Donald Trump thinks it's "great," and his transition team is touting it as evidence that he can deliver on campaign promises to keep companies from relocating American manufacturing jobs to other countries. On Thursday, the president-elect visited the Indiana plant of a heating and air conditioning company that agreed this week not to move about 1,000 jobs from the state down to Mexico, reportedly as a result of negotiations with Trump and Mike Pence, who's the state's sitting governor as well as the vice president-elect. United Technology's Carrier unit harnessed a $7 million tax break over the next 10 years as a result of the deal, The Wall Street Journal reported. But many Carrier positions are still moving to Mexico, and critics point out that Trump's intervention amounts to another subsidy for big business.
Trump is tying his celebratory tour of the Indianapolis Carrier plant in with the launching of his "thank you tour," during which he'll host campaign-style rallies in primarily midwestern states that were instrumental in electing him. There's no doubt that the news of the Carrier agreement will invigorate what amounts to a victory lap among blue collar workers whose jobs and livelihoods Trump has pledged to protect. The compromise can come off as merely symbolic, though, when a closer inspection reveals that about 300 of the jobs Trump "saved" weren't actually slated to go to Mexico, according to the Journal, and that Carrier still plans to ship about 1,300 jobs to our southern neighbor anyway — closing an entire second Indiana plant in the process. (And, as NPR reported, 1,000 jobs represents less than 0.01 percent of the country's manufacturing jobs.)
By threatening to move some of its operations to Mexico, where labor is much cheaper than it is in the United States, Carrier effectively "took Trump hostage and won," former Democratic presidential candidate and Vermont Sen. Bernie Sanders wrote in a Washington Post op-ed. In the senator's view, Trump's willingness to bow to a corporation's interests signals to others that they, too, can squeeze funds and breaks from the government with the suggestion that they'll move their jobs elsewhere — a prospect, Sanders wrote, that should terrify working people across the nation:
Even corporations that weren’t thinking of offshoring jobs will most probably be reevaluating their stance this morning.
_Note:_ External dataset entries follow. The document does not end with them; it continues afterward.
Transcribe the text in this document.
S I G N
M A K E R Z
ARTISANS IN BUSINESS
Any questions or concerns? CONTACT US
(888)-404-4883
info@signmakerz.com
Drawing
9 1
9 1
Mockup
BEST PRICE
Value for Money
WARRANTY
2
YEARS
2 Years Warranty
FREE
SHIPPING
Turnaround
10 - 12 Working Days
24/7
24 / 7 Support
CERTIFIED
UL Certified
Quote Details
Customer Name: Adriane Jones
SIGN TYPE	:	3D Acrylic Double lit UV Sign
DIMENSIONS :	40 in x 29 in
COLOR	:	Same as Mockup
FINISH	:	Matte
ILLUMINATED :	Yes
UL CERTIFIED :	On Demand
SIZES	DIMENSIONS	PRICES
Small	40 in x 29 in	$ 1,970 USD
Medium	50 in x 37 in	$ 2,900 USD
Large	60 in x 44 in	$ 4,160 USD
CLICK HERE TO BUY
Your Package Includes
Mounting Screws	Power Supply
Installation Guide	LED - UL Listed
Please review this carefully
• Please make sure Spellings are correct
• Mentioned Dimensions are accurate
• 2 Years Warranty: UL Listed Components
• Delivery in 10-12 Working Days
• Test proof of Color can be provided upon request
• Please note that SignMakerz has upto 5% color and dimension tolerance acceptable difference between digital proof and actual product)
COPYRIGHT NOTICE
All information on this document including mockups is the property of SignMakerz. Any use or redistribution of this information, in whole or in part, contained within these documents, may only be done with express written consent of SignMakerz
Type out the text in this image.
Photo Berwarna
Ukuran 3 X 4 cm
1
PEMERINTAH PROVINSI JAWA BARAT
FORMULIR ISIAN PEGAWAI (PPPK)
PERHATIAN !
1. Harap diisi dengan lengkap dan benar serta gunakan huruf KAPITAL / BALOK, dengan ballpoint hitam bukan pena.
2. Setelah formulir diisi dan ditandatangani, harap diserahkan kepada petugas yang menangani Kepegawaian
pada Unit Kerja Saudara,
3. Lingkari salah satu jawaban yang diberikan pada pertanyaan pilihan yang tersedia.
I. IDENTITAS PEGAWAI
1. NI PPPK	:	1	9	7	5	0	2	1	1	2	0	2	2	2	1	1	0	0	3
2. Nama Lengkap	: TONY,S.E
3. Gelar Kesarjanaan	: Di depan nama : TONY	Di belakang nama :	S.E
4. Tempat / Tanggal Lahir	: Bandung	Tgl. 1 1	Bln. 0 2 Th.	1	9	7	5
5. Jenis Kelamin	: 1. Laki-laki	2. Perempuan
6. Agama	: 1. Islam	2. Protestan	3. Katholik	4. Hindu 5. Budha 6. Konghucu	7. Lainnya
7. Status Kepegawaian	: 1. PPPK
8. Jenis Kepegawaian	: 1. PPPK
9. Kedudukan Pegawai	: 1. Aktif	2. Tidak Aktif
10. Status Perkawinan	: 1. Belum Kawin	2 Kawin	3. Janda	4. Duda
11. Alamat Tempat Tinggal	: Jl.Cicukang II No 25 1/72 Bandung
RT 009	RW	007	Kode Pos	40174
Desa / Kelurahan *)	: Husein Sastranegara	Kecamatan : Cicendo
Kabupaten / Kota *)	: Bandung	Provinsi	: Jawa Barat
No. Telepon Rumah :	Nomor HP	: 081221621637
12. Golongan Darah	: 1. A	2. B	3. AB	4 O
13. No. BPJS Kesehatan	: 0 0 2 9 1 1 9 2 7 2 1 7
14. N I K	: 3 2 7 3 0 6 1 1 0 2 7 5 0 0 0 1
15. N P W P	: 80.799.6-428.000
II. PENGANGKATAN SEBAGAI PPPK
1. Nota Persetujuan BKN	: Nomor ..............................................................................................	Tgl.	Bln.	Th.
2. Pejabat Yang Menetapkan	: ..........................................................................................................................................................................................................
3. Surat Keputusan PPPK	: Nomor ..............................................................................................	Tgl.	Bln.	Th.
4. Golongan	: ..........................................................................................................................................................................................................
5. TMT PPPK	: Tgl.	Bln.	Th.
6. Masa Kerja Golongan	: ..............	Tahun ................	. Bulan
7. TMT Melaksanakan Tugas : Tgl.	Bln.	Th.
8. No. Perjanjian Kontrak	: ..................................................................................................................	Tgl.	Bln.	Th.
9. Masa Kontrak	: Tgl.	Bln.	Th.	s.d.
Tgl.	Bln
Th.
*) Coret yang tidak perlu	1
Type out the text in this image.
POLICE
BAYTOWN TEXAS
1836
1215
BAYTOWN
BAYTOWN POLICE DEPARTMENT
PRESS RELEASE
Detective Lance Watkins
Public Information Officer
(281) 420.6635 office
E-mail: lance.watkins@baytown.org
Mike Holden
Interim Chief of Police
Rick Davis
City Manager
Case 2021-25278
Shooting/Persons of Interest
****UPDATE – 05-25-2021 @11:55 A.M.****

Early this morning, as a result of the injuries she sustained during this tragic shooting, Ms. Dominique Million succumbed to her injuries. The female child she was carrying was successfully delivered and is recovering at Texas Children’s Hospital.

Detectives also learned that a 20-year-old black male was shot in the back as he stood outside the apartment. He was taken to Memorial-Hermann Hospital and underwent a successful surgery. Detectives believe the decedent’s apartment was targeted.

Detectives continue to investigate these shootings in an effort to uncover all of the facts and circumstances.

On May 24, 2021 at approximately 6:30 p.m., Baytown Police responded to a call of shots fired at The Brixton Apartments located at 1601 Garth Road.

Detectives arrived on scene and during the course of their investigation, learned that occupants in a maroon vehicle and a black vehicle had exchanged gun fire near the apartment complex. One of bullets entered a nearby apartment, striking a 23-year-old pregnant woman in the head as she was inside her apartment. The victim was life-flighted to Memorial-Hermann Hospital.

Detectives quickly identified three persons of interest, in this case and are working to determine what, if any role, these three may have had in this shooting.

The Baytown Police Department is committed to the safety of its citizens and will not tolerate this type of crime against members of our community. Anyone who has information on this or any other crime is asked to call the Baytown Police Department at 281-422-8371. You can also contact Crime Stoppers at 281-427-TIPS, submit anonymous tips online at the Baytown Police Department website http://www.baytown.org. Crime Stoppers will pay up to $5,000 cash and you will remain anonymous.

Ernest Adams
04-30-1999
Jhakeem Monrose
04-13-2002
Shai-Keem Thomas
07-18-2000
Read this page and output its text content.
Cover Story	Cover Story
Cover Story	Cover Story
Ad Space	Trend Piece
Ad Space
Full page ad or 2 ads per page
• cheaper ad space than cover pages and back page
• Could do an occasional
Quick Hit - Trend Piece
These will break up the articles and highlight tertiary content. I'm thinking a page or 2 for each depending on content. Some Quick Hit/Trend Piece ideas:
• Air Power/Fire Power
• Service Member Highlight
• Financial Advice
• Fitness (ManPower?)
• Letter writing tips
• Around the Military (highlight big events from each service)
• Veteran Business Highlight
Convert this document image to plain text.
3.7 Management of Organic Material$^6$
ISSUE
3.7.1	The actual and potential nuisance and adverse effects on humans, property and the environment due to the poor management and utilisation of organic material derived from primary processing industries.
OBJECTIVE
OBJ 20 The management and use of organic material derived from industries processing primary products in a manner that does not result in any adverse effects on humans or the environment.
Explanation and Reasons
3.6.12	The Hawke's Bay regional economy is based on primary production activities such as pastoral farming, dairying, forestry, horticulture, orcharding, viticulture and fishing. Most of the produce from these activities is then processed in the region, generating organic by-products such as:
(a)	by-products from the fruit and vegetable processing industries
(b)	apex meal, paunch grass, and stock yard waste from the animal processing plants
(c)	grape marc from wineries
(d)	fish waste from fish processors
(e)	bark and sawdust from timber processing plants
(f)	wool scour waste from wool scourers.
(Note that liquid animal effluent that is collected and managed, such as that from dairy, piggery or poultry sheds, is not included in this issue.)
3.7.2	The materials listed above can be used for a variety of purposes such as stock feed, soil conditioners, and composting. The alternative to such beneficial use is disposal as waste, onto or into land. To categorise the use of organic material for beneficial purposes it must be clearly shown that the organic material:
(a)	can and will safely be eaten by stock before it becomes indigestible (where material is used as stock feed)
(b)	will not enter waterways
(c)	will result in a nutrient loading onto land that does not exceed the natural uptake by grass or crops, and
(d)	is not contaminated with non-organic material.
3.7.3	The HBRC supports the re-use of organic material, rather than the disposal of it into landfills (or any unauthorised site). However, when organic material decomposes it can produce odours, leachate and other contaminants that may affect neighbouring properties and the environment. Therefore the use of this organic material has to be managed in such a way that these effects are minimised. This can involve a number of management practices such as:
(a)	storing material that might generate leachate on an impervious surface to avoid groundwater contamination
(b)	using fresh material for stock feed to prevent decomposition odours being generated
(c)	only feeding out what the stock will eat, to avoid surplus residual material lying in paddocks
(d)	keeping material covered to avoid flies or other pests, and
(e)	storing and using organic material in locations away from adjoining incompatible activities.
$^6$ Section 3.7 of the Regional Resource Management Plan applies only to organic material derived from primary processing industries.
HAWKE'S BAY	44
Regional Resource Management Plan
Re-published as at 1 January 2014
And who would pay for the high cost for tax cuts that go to the richest businessmen in America? The working class of America.
In return for the incentive package that's keeping it partly in this country — the Indianapolis Business Journal reported that it was also concerned about losing lucrative federal contracts if it left completely — Carrier will invest about $16 million to stay. It would have saved about $65 million per year if it had shuttered the Indianapolis plant entirely, as originally planned.
The move is eliciting praise from both inside and outside of Trump's team. Jason Miller, communication director for the transition, called the deal a "big win for the incoming administration but an even bigger win for the people of Indiana." Republican House Speaker Paul Ryan backed it too, even before many of the details of the arrangement were known: "I'm pretty happy that we're keeping jobs in America, aren't you?" he said, according to USA Today.
At the Carrier plant on Thursday, Trump told the crowd that, in the future, he would make leaving the country "very, very difficult" for companies seeking to do so. "We’re gonna have a lot of phone calls made to companies when they say they’re thinking about leaving this country because they’re not leaving this country," he said, according to Politico.
If the Carrier situation is any indication, the companies (and the jobs) will stay not because of the threat of penalties or other negative outcomes if they leave, but because Donald Trump will make them an offer they can't refuse.